Lê-se no livro dos Provérbios: Aquele que cultiva a sua terra terá pão em abundância. Procuremos aplicar esta passagem à nossa vida espiritual: quem não lavra o terreno de Deus, quem não é fiel à missão divina de se entregar ao serviço dos outros, ajudando-os a conhecer Cristo, dificilmente conseguirá entender o que é o Pão eucarístico. Ninguém aprecia o que não lhe custou esforço. Para apreciarmos e amarmos a Sagrada Eucaristia, temos que percorrer o caminho de Jesus: ser trigo, morrer para nós mesmos, ressurgir cheios de vida e dar fruto abundante: cem por um!.

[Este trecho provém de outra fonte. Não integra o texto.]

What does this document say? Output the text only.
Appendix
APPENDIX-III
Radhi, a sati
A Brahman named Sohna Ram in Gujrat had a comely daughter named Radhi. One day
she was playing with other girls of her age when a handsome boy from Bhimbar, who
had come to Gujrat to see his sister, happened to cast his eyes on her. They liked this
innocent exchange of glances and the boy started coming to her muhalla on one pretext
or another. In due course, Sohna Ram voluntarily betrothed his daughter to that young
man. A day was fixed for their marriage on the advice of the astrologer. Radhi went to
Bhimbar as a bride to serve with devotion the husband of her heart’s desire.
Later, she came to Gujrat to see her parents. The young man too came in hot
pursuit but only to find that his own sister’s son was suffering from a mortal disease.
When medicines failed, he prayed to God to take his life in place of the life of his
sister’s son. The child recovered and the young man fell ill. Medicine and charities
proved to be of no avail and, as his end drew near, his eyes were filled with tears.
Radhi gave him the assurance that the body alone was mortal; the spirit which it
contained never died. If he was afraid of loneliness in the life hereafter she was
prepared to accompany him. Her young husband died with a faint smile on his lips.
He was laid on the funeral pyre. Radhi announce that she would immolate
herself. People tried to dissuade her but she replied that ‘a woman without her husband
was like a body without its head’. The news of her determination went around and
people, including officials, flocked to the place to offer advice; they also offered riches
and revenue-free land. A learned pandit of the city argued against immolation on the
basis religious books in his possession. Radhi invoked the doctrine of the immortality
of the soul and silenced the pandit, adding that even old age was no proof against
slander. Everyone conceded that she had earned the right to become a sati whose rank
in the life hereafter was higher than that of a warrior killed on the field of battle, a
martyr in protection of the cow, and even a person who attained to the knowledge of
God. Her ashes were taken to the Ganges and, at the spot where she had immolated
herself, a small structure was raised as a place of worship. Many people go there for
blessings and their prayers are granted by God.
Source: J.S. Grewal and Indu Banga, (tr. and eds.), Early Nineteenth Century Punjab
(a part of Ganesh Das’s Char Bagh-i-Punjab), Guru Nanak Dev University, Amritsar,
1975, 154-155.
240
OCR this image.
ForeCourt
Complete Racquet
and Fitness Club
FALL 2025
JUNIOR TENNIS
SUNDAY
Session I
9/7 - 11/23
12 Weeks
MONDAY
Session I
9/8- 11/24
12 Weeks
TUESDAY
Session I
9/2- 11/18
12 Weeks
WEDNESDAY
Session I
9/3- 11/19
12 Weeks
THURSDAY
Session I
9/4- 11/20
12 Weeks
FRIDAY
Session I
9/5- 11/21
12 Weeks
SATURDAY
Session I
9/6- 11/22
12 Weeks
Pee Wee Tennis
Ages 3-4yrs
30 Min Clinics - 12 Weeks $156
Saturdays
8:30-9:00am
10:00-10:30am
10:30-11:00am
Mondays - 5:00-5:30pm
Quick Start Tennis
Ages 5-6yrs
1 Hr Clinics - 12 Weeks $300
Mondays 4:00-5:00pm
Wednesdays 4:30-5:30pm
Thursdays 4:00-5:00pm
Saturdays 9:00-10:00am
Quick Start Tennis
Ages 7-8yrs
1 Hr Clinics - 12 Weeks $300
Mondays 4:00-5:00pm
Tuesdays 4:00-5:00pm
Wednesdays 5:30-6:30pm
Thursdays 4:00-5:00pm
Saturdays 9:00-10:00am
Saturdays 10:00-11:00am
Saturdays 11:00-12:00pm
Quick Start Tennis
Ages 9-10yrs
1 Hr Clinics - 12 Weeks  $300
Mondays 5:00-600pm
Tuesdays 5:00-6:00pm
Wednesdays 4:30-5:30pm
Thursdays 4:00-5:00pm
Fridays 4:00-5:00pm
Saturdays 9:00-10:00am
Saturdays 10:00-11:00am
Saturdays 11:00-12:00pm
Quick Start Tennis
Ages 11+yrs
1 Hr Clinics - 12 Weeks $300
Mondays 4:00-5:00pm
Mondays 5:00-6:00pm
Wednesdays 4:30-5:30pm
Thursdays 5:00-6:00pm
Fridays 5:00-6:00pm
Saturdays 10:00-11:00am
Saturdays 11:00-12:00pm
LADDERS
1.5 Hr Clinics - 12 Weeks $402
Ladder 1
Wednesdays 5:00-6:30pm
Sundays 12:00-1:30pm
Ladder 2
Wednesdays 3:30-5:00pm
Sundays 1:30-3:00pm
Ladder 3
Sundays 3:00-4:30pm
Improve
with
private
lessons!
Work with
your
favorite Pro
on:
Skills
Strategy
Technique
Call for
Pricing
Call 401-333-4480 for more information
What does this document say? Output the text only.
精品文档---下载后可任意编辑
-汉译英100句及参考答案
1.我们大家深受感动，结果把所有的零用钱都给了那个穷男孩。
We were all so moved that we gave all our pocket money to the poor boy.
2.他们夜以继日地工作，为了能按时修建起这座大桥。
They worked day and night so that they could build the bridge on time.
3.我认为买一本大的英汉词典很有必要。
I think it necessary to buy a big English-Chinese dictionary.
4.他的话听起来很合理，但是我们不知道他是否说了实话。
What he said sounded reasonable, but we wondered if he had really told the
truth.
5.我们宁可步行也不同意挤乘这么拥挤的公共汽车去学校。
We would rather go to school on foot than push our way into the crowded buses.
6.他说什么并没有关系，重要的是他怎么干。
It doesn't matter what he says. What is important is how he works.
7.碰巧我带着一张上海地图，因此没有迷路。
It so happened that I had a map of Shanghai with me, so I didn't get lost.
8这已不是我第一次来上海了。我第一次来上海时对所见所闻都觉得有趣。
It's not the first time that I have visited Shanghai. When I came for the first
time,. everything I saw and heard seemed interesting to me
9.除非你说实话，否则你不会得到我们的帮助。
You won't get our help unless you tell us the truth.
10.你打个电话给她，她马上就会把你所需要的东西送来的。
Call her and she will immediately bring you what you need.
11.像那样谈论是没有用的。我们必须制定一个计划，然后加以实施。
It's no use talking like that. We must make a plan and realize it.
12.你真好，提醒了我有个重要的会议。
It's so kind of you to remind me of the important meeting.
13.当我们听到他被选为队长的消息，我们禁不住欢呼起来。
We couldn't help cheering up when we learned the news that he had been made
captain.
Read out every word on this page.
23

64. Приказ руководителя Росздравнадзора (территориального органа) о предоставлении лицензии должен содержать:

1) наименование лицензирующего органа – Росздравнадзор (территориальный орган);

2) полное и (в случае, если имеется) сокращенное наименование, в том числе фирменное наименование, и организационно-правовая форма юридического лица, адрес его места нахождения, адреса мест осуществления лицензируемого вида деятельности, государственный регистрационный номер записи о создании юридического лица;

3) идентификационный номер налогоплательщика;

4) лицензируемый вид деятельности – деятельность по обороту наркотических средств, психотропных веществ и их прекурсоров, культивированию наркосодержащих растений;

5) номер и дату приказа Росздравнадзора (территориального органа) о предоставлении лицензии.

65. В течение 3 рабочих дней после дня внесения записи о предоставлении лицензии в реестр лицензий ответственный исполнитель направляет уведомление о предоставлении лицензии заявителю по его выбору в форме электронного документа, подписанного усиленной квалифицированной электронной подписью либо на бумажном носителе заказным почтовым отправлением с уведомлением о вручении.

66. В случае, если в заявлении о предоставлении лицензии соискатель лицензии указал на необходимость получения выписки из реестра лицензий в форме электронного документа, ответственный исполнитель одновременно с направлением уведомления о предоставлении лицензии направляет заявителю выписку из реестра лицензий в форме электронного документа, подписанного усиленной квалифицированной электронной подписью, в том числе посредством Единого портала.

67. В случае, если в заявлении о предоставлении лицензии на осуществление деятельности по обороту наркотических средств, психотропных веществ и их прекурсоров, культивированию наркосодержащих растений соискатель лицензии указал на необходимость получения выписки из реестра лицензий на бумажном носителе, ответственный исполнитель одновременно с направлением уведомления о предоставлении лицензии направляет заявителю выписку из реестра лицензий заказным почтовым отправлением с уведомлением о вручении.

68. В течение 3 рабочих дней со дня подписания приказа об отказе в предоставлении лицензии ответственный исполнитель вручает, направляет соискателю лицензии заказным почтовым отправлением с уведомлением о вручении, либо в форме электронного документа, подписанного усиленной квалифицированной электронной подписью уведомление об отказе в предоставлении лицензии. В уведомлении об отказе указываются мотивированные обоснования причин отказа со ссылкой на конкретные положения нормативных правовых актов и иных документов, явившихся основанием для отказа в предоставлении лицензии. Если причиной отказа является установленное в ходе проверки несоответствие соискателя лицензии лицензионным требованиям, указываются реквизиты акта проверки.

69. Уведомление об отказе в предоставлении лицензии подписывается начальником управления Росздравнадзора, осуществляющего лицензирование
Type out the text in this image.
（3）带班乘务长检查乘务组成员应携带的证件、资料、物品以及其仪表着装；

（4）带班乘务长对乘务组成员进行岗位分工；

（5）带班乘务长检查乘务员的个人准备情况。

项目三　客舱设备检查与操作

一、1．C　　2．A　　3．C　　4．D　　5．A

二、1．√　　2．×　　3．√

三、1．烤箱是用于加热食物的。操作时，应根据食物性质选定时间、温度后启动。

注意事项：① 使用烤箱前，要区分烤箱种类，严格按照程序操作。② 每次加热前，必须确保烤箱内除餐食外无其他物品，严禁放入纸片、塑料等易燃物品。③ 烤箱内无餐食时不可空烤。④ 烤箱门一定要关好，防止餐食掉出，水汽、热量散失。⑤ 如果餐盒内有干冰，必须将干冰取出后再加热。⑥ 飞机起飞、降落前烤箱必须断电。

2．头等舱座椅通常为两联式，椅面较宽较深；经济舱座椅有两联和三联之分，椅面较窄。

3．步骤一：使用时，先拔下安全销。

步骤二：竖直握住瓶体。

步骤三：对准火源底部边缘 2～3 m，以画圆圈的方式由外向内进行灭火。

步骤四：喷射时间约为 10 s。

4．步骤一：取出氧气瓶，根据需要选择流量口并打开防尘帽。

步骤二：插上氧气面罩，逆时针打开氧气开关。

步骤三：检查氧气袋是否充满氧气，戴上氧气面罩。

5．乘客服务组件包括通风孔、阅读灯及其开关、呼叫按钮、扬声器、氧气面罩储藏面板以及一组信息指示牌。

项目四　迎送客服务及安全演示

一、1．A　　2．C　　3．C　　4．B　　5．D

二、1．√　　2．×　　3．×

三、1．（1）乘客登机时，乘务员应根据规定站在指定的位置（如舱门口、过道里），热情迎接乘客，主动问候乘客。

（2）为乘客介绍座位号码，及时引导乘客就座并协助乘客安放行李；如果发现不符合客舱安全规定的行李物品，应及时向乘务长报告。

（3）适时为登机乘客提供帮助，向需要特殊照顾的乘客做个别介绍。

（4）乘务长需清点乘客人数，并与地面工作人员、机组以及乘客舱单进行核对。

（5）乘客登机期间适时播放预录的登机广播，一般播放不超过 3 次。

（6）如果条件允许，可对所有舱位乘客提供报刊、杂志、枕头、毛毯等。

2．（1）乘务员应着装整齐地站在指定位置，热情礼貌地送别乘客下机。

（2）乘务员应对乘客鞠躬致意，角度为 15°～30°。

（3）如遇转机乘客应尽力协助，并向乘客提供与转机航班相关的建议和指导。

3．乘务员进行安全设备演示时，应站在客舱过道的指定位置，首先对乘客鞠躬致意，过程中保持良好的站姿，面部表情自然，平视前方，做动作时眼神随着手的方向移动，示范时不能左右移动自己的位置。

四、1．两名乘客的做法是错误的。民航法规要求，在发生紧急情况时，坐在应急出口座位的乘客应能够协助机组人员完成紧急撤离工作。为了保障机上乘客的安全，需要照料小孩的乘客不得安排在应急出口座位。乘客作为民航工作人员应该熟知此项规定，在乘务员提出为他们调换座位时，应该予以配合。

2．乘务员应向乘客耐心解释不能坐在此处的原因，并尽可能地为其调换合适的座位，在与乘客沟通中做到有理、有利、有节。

Esse caminho resume-se numa única palavra: amar. Amar é ter o coração grande, sentir as preocupações dos que estão ao nosso lado, saber perdoar e compreender: sacrificar-se, com Jesus Cristo, por todas as almas. Se amarmos com o coração de Cristo, aprenderemos a servir, e defenderemos a verdade claramente e com amor. Para amar desse modo, é preciso que cada um extirpe da sua própria vida tudo o que estorva a vida de Cristo em nós: o apego à nossa comodidade, a tentação do egoísmo, a tendência para a exaltação pessoal. Só se reproduzirmos em nós a vida de Cristo, poderemos transmiti-la aos outros; só se experimentarmos a morte do grão de trigo, poderemos trabalhar nas entranhas da terra, transformá-la por dentro, torná-la fecunda.